If you earned more than $4,850 in wages during the past year, get that W-2 form ready to file your annual tax return.
You must file a tax return for 2004 if you have “unearned income of more than $800, or if your gross income is more than $800 and exceeds your earned income by more than $250,” according to the official Internal Revenue Service (IRS) website.
Earned income refers to income you earned from working, which is different from unearned income, obtained from investments. Gross income is the sum of your earned and unearned income.
As college students earning income from wages, filing your taxes can be as easy as signing up for a credit card. Dr. Shirley Dennis-Escoffier, professor in the Department of Accounting, recommends the IRS website for an outline of the tax filing process.
“It is the students’ responsiblity to get their W-2s.”
The first step is to collect personal information, particularly your Social Security number, W-2 form and any other one-time income. The W-2 form is an annual statement of your earnings and withheld taxes from each of your employers.
The second step is to obtain an e-file service, such as H&R Block online, or a tax software like Turbo Tax.
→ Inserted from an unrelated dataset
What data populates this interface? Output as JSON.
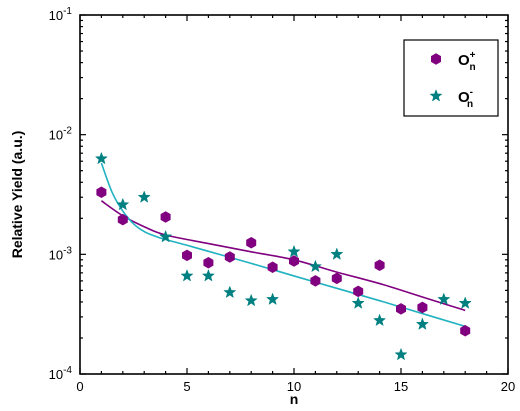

If money is a problem, the other alternative is to download the 1040EZ file from the IRS website and manually fill it out yourself. As the name implies, the 1040EZ is quite easy, designed specifically for people with low incomes and no uncommon income sources.
The final step is to submit your form, electronically or by mail, before April 15.
If you are required to file and have not yet received your W-2 form, contact your employer or you can have the IRS call them for you.
By law, employers are to have sent the W-2 forms to their employees by Jan. 31. For those with Federal Work Study jobs, W-2 forms were already sent to your permanent addresses during the month of January.
Although employers send out the forms, “it is the students’ responsibility to get their W-2s,” Dr. Dennis-Escoffier said.
If you have worked in a state that taxes its residents’ income, you must file a state tax return in addition to the federal one. The procedures are separate, yet similar. To file a state tax return, download the appropriate form from your state’s tax board website. The state of Florida, however, does not tax income.
About the W-2 Form
|You should receive a Form W-2, “Wage and Tax Statement,” from each employer you worked for to prepare your federal tax return.
If you do not receive your W-2 by Feb. 15, contact the IRS for assistance at 1-800-829-1040. Have the following information ready:
– The employer’s name and complete address, zip code, identification number (if known) and telephone number
– Your name, address, zip code, Social Security number, telephone number
– An estimate of the wages you earned, the federal income tax withheld, and the dates you began and ended employment.
If you misplaced your W-2, contact your employer and be prepared with the information listed above. Your employer can replace the lost form with a “reissued statement.”